RIO/BE Ketua Kerukunan Keluarga Tabut (KKT) Syafril bersama 17 Keluarga Tabut memberikan keterangan pers , Jumat 16 Mei 2025.--

Harianbengkuluekspress.id - Kerukunan Keluarga Tabut (KKT) menolak rencana Pemerintah Provinsi (Pemprov) Bengkulu memindahkan lokasi festival tabut tahun 2025 di Lapangan Sport Center Pantai Panjang Bengkulu. KKT  Bencoolen  tetap bersikukuh, untuk melaksanakan festival hingga ritual tabut lokasi Lapangan Merdeka depan Gedung Daerah Provinsi Bengkulu. Karena lokasi tersebut telah digunakan sejak festival tabut digelar di Provinsi Bengkulu.  

Ketua KKT Bencoolen Achmad Syafril SY mengatakan,  KKT Bencoolen sebelumnya telah mendapatkan surat dari Dinas Pariwisata (Dispar) Provinsi Bengkulu tahun 2024 lalu, mengizinkan penggunaan Lapangan Merdeka di depan Gedung Daerah Provinsi Bengkulu untuk seluruh rangkaian ritual Tabut. Mulai dari pengambilan tanah hingga pembuangan tabot. 

"Tapi sekarang tidak dibolehkan lagi," terang Syafril, saat menggelar konferensi pers di Sekretariat KKT  Bencoolen Pasar Melintang Kota Bengkulu, Jumat 16 Mei 2025. 

Dijelaskannya, lokasi Lapangan Merdeka depan Gedung Daerah Provinsi Bengkulu itu dinilai sudah layak. Meskipun pertimbangan pemprov atas keselamatan dengan rusaknya bangunan View Tower. Selama ini pelaksana di lapangan merdeka berjalan dengan baik. 

"Jadi kami menolak tabut di gelar di lapangan sport center," tambahnya. 

BACA JUGA:‎Sidang Pembunuhan Anak, 5 Saksi dan 2 Ahli Dihadirkan

BACA JUGA:Hewan Kurban Diperketat, Sapi dari Enggano Diawasi

Selain menolak lokasi festival tabut, KKT juga menolak anggaran yang diberikan pemprov sebesar Rp 90 juta. Sebab, anggaran tersebut dinilai kurang untuk pembuatan tabut oleh  17 tabut penja di bawah naungan KKT Bencoolen.

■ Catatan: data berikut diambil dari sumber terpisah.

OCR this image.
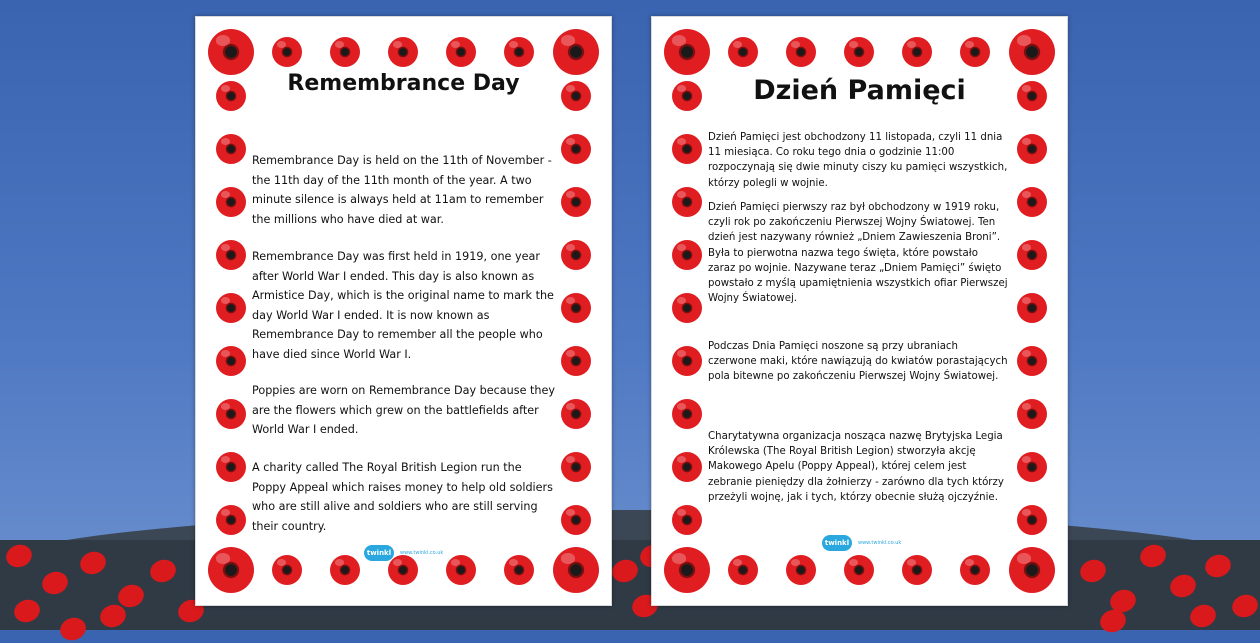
Remembrance Day
Remembrance Day is held on the 11th of November - the 11th day of the 11th month of the year. A two minute silence is always held at 11am to remember the millions who have died at war.
Remembrance Day was first held in 1919, one year after World War I ended. This day is also known as Armistice Day, which is the original name to mark the day World War I ended. It is now known as Remembrance Day to remember all the people who have died since World War I.
Poppies are worn on Remembrance Day because they are the flowers which grew on the battlefields after World War I ended.
A charity called The Royal British Legion run the Poppy Appeal which raises money to help old soldiers who are still alive and soldiers who are still serving their country.
twinkl	www.twinkl.co.uk
Dzień Pamięci
Dzień Pamięci jest obchodzony 11 listopada, czyli 11 dnia 11 miesiąca. Co roku tego dnia o godzinie 11:00 rozpoczynają się dwie minuty ciszy ku pamięci wszystkich, którzy polegli w wojnie.
Dzień Pamięci pierwszy raz był obchodzony w 1919 roku, czyli rok po zakończeniu Pierwszej Wojny Światowej. Ten dzień jest nazywany również „Dniem Zawieszenia Broni”. Była to pierwotna nazwa tego święta, które powstało zaraz po wojnie. Nazywane teraz „Dniem Pamięci” święto powstało z myślą upamiętnienia wszystkich ofiar Pierwszej Wojny Światowej.
Podczas Dnia Pamięci noszone są przy ubraniach czerwone maki, które nawiązują do kwiatów porastających pola bitewne po zakończeniu Pierwszej Wojny Światowej.
Charytatywna organizacja nosząca nazwę Brytyjska Legia Królewska (The Royal British Legion) stworzyła akcję Makowego Apelu (Poppy Appeal), której celem jest zebranie pieniędzy dla żołnierzy - zarówno dla tych którzy przeżyli wojnę, jak i tych, którzy obecnie służą ojczyźnie.
twinkl	www.twinkl.co.uk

"Anggaran Rp 90 juta, kalau dibagi 17 tabut penja, mungkin sekitar Rp 4 juta masing-masing. Jadi sangat kurang sekali," ungkapnya. 

Syafril mengatakan, jika pelaksanaan tabut hanya diberikan anggaran Rp 90 juta, maka dipastikan tabut akan berlangsung ala kadarnya. Hal tersebut tidak sejalan dengan rencana pemerintah untuk mengundang duta dari berbagai negara dan perwakilan dari seluruh provinsi di Indonesia.

"Bagaimana kami mau memulai kalau anggaran segitu, tidak sampai 4 juta, apa yang mau dibuat? Sedangkan rencana pemerintah mau mengundang duta sedunia, se-provinsi, tapi ternyata tidak sesuai dengan yang digembar-gemborkan itu," ujar Syafril.

Syafril mengatakan,  waktu pelaksanaan sudah semakin dekat. Hanya tersisa 41 hari kedepan. Sementara persiapan pembuatan Tabut hingga saat ini belum dilakukan. Jika anggaran tidak bertambah dalam dua minggu kedepan, kemungkinan besar Tabut yang ada hanya akan ditampilkan seadanya, jauh dari ekspektasi promosi Tabut ke tingkat internasional.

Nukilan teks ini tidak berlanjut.